Jesus once sat beside this collection box and watched the people who came there. He saw wealthy people drop in large amounts. And he also saw one widow woman bring hers. What she put in the box wasn’t much. But what her offering revealed about her faith wasn’t missed by Jesus.
Jesus called his disciples to his side and pointed out the widow to them. He said…
“…Assuredly, I say to you that this poor widow has put in more than all those who have given to the treasury; 44 for they all put in out of their abundance, but she out of her poverty put in all that she had, her whole livelihood” (Mark 12:43-44 NKJV).
Her offering was impressive to Jesus because of what was unseen. It was all she had, and it wasn’t much. But her offering was sanctified by her faith. She trusted in the Lord to provide for her, and gladly deposited those coins into his keeping. Her faith was invisible, but it was shown by her actions.
Peter calls his fellow Christians to the same attitude of faith in the final verse of our reading today. He writes…
“19Therefore, those also who suffer according to the will of God shall entrust their souls to a faithful Creator in doing what is right” (1 Peter 4:19 NASB).
When we suffer according to a test of faith that God has laid on us, we can trust that the same God who created us, and everything else, will not abandon us. Our souls are safe in Christ. And with this fact in mind, we can rejoice in the storm, and do what is right, even when we’re suffering.
In the book of James it says,
“…Show me your faith apart from your works, and I will show you my faith by my works” (James 2:18 ESV).
And in 2 Corinthians says,
“…we walk by faith, not by sight” (2 Corinthians 5:7 ESV).
Let’s do this, Christians. Let’s walk with our eyes on Christ.
When the first atomic bomb was detonated, it revealed that an immense power resided in something that was invisible to man. But that bomb only resulted in destruction.
In Christ there is a power that is far greater than the atom bomb. And this power in Christ doesn’t obliterate and destroy, rather it washes our sins away and heals our souls.

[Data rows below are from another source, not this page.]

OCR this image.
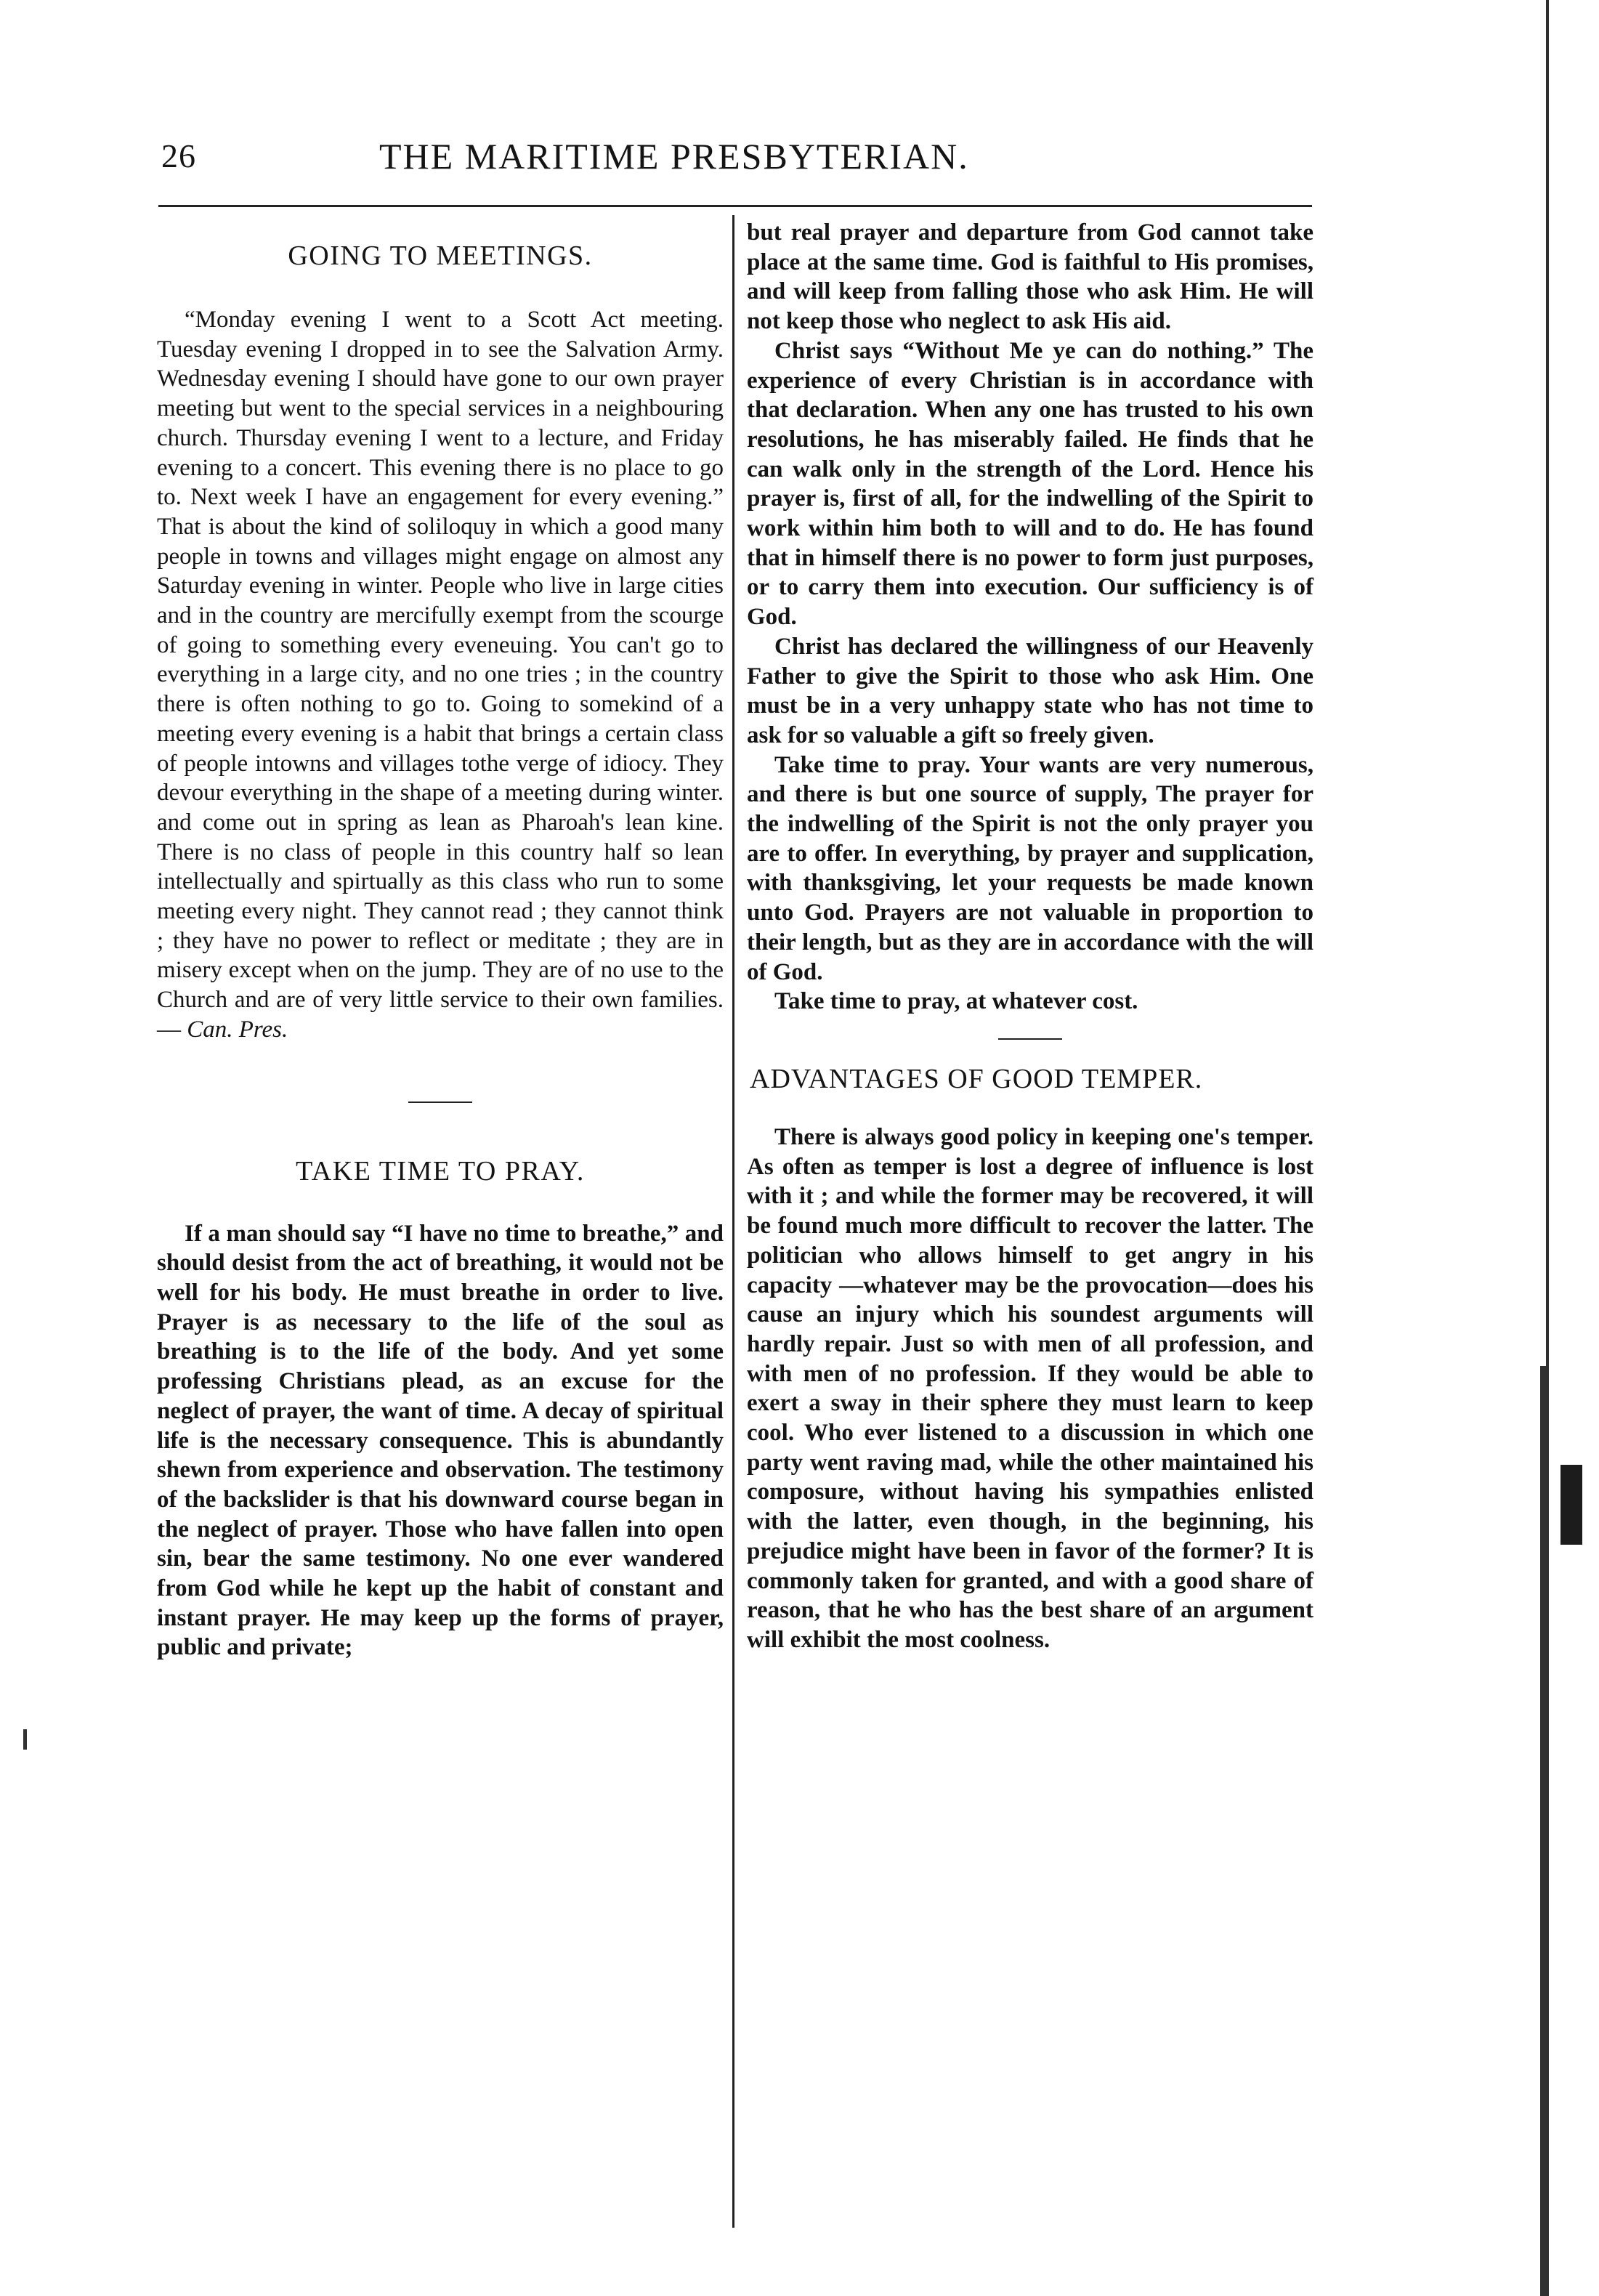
26	THE MARITIME PRESBYTERIAN.
GOING TO MEETINGS.

“Monday evening I went to a Scott Act meeting. Tuesday evening I dropped in to see the Salvation Army. Wednesday evening I should have gone to our own prayer meeting but went to the special services in a neighbouring church. Thursday evening I went to a lecture, and Friday evening to a concert. This evening there is no place to go to. Next week I have an engagement for every evening.” That is about the kind of soliloquy in which a good many people in towns and villages might engage on almost any Saturday evening in winter. People who live in large cities and in the country are mercifully exempt from the scourge of going to something every eveneuing. You can't go to everything in a large city, and no one tries ; in the country there is often nothing to go to. Going to somekind of a meeting every evening is a habit that brings a certain class of people intowns and villages tothe verge of idiocy. They devour everything in the shape of a meeting during winter. and come out in spring as lean as Pharoah's lean kine. There is no class of people in this country half so lean intellectually and spirtually as this class who run to some meeting every night. They cannot read ; they cannot think ; they have no power to reflect or meditate ; they are in misery except when on the jump. They are of no use to the Church and are of very little service to their own families.— Can. Pres.

TAKE TIME TO PRAY.

If a man should say “I have no time to breathe,” and should desist from the act of breathing, it would not be well for his body. He must breathe in order to live. Prayer is as necessary to the life of the soul as breathing is to the life of the body. And yet some professing Christians plead, as an excuse for the neglect of prayer, the want of time. A decay of spiritual life is the necessary consequence. This is abundantly shewn from experience and observation. The testimony of the backslider is that his downward course began in the neglect of prayer. Those who have fallen into open sin, bear the same testimony. No one ever wandered from God while he kept up the habit of constant and instant prayer. He may keep up the forms of prayer, public and private;

but real prayer and departure from God cannot take place at the same time. God is faithful to His promises, and will keep from falling those who ask Him. He will not keep those who neglect to ask His aid.

Christ says “Without Me ye can do nothing.” The experience of every Christian is in accordance with that declaration. When any one has trusted to his own resolutions, he has miserably failed. He finds that he can walk only in the strength of the Lord. Hence his prayer is, first of all, for the indwelling of the Spirit to work within him both to will and to do. He has found that in himself there is no power to form just purposes, or to carry them into execution. Our sufficiency is of God.

Christ has declared the willingness of our Heavenly Father to give the Spirit to those who ask Him. One must be in a very unhappy state who has not time to ask for so valuable a gift so freely given.

Take time to pray. Your wants are very numerous, and there is but one source of supply, The prayer for the indwelling of the Spirit is not the only prayer you are to offer. In everything, by prayer and supplication, with thanksgiving, let your requests be made known unto God. Prayers are not valuable in proportion to their length, but as they are in accordance with the will of God.

Take time to pray, at whatever cost.

ADVANTAGES OF GOOD TEMPER.

There is always good policy in keeping one's temper. As often as temper is lost a degree of influence is lost with it ; and while the former may be recovered, it will be found much more difficult to recover the latter. The politician who allows himself to get angry in his capacity —whatever may be the provocation—does his cause an injury which his soundest arguments will hardly repair. Just so with men of all profession, and with men of no profession. If they would be able to exert a sway in their sphere they must learn to keep cool. Who ever listened to a discussion in which one party went raving mad, while the other maintained his composure, without having his sympathies enlisted with the latter, even though, in the beginning, his prejudice might have been in favor of the former? It is commonly taken for granted, and with a good share of reason, that he who has the best share of an argument will exhibit the most coolness.
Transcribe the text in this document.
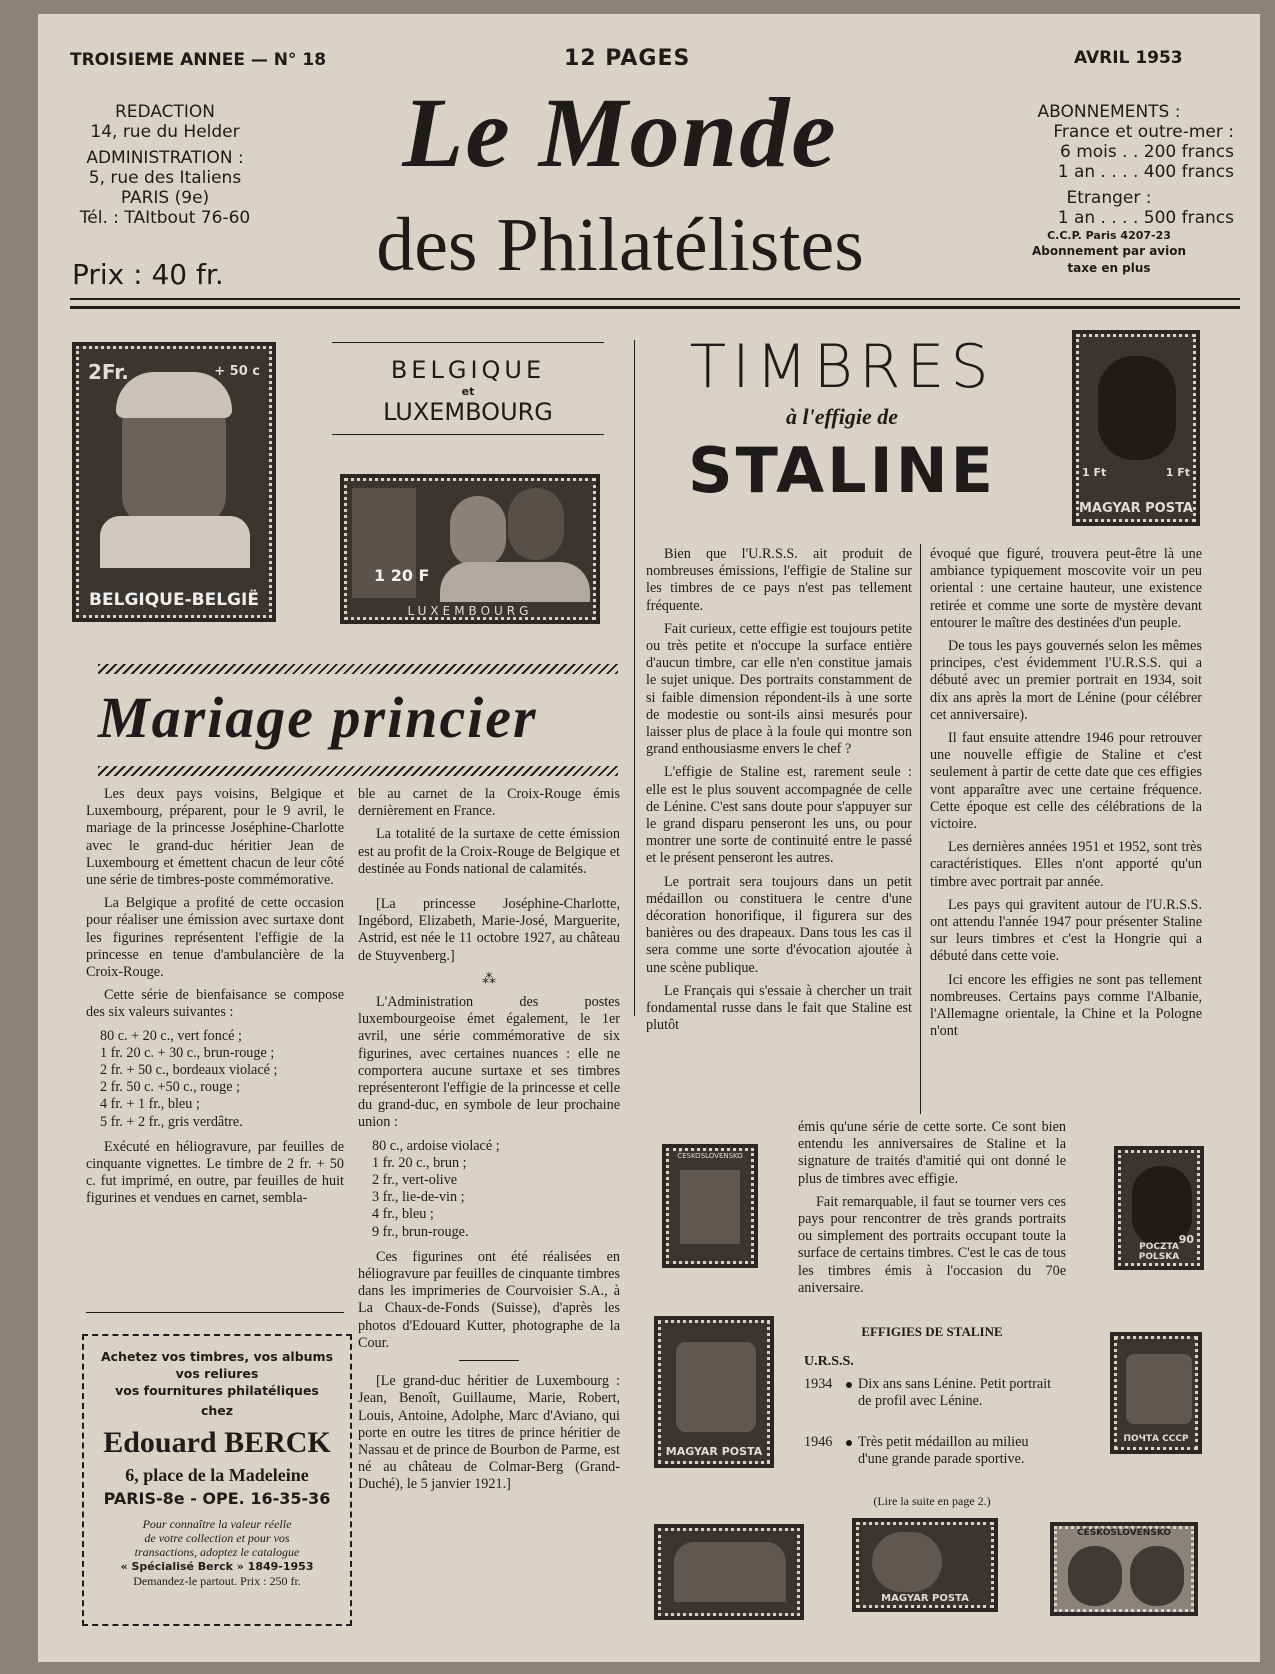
TROISIEME ANNEE — N° 18	12 PAGES	AVRIL 1953
REDACTION
14, rue du Helder
ADMINISTRATION :
5, rue des Italiens
PARIS (9e)
Tél. : TAItbout 76-60
Prix : 40 fr.
Le Monde
des Philatélistes
ABONNEMENTS :
France et outre-mer :
6 mois . . 200 francs
1 an . . . . 400 francs
Etranger :
1 an . . . . 500 francs
C.C.P. Paris 4207-23
Abonnement par avion
taxe en plus
2Fr.	+ 50 c
BELGIQUE-BELGIË
BELGIQUE
et
LUXEMBOURG
1 20 F
LUXEMBOURG
Mariage princier

Les deux pays voisins, Belgique et Luxembourg, préparent, pour le 9 avril, le mariage de la princesse Joséphine-Charlotte avec le grand-duc héritier Jean de Luxembourg et émettent chacun de leur côté une série de timbres-poste commémorative.

La Belgique a profité de cette occasion pour réaliser une émission avec surtaxe dont les figurines représentent l'effigie de la princesse en tenue d'ambulancière de la Croix-Rouge.

Cette série de bienfaisance se compose des six valeurs suivantes :

80 c. + 20 c., vert foncé ;

1 fr. 20 c. + 30 c., brun-rouge ;

2 fr. + 50 c., bordeaux violacé ;

2 fr. 50 c. +50 c., rouge ;

4 fr. + 1 fr., bleu ;

5 fr. + 2 fr., gris verdâtre.

Exécuté en héliogravure, par feuilles de cinquante vignettes. Le timbre de 2 fr. + 50 c. fut imprimé, en outre, par feuilles de huit figurines et vendues en carnet, sembla-

Achetez vos timbres, vos albums
vos reliures
vos fournitures philatéliques
chez
Edouard BERCK
6, place de la Madeleine
PARIS-8e - OPE. 16-35-36
Pour connaître la valeur réelle
de votre collection et pour vos
transactions, adoptez le catalogue
« Spécialisé Berck » 1849-1953
Demandez-le partout. Prix : 250 fr.

ble au carnet de la Croix-Rouge émis dernièrement en France.

La totalité de la surtaxe de cette émission est au profit de la Croix-Rouge de Belgique et destinée au Fonds national de calamités.

[La princesse Joséphine-Charlotte, Ingébord, Elizabeth, Marie-José, Marguerite, Astrid, est née le 11 octobre 1927, au château de Stuyvenberg.]

⁂

L'Administration des postes luxembourgeoise émet également, le 1er avril, une série commémorative de six figurines, avec certaines nuances : elle ne comportera aucune surtaxe et ses timbres représenteront l'effigie de la princesse et celle du grand-duc, en symbole de leur prochaine union :

80 c., ardoise violacé ;

1 fr. 20 c., brun ;

2 fr., vert-olive

3 fr., lie-de-vin ;

4 fr., bleu ;

9 fr., brun-rouge.

Ces figurines ont été réalisées en héliogravure par feuilles de cinquante timbres dans les imprimeries de Courvoisier S.A., à La Chaux-de-Fonds (Suisse), d'après les photos d'Edouard Kutter, photographe de la Cour.

[Le grand-duc héritier de Luxembourg : Jean, Benoît, Guillaume, Marie, Robert, Louis, Antoine, Adolphe, Marc d'Aviano, qui porte en outre les titres de prince héritier de Nassau et de prince de Bourbon de Parme, est né au château de Colmar-Berg (Grand-Duché), le 5 janvier 1921.]

TIMBRES
à l'effigie de
STALINE	1 Ft	1 Ft
MAGYAR POSTA

Bien que l'U.R.S.S. ait produit de nombreuses émissions, l'effigie de Staline sur les timbres de ce pays n'est pas tellement fréquente.

Fait curieux, cette effigie est toujours petite ou très petite et n'occupe la surface entière d'aucun timbre, car elle n'en constitue jamais le sujet unique. Des portraits constamment de si faible dimension répondent-ils à une sorte de modestie ou sont-ils ainsi mesurés pour laisser plus de place à la foule qui montre son grand enthousiasme envers le chef ?

L'effigie de Staline est, rarement seule : elle est le plus souvent accompagnée de celle de Lénine. C'est sans doute pour s'appuyer sur le grand disparu penseront les uns, ou pour montrer une sorte de continuité entre le passé et le présent penseront les autres.

Le portrait sera toujours dans un petit médaillon ou constituera le centre d'une décoration honorifique, il figurera sur des banières ou des drapeaux. Dans tous les cas il sera comme une sorte d'évocation ajoutée à une scène publique.

Le Français qui s'essaie à chercher un trait fondamental russe dans le fait que Staline est plutôt

évoqué que figuré, trouvera peut-être là une ambiance typiquement moscovite voir un peu oriental : une certaine hauteur, une existence retirée et comme une sorte de mystère devant entourer le maître des destinées d'un peuple.

De tous les pays gouvernés selon les mêmes principes, c'est évidemment l'U.R.S.S. qui a débuté avec un premier portrait en 1934, soit dix ans après la mort de Lénine (pour célébrer cet anniversaire).

Il faut ensuite attendre 1946 pour retrouver une nouvelle effigie de Staline et c'est seulement à partir de cette date que ces effigies vont apparaître avec une certaine fréquence. Cette époque est celle des célébrations de la victoire.

Les dernières années 1951 et 1952, sont très caractéristiques. Elles n'ont apporté qu'un timbre avec portrait par année.

Les pays qui gravitent autour de l'U.R.S.S. ont attendu l'année 1947 pour présenter Staline sur leurs timbres et c'est la Hongrie qui a débuté dans cette voie.

Ici encore les effigies ne sont pas tellement nombreuses. Certains pays comme l'Albanie, l'Allemagne orientale, la Chine et la Pologne n'ont

ČESKOSLOVENSKO
MAGYAR POSTA

émis qu'une série de cette sorte. Ce sont bien entendu les anniversaires de Staline et la signature de traités d'amitié qui ont donné le plus de timbres avec effigie.

Fait remarquable, il faut se tourner vers ces pays pour rencontrer de très grands portraits ou simplement des portraits occupant toute la surface de certains timbres. C'est le cas de tous les timbres émis à l'occasion du 70e aniversaire.

EFFIGIES DE STALINE
U.R.S.S.
1934	Dix ans sans Lénine. Petit portrait de profil avec Lénine.
1946	Très petit médaillon au milieu d'une grande parade sportive.
(Lire la suite en page 2.)
90
POCZTA POLSKA
ПОЧТА СССР
MAGYAR POSTA
ČESKOSLOVENSKO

This faith is invisible. It resides in the inner chamber of our hearts. But from time to time it has the opportunity to show itself outwardly. When that time comes, dear Christians, whether it be in the sunshine, or in the storm, rejoice in Christ your Savior, and trust in your ever faithful Creator.
The peace of God, which surpasses all understanding, will guard your hearts, and your minds, in Christ Jesus.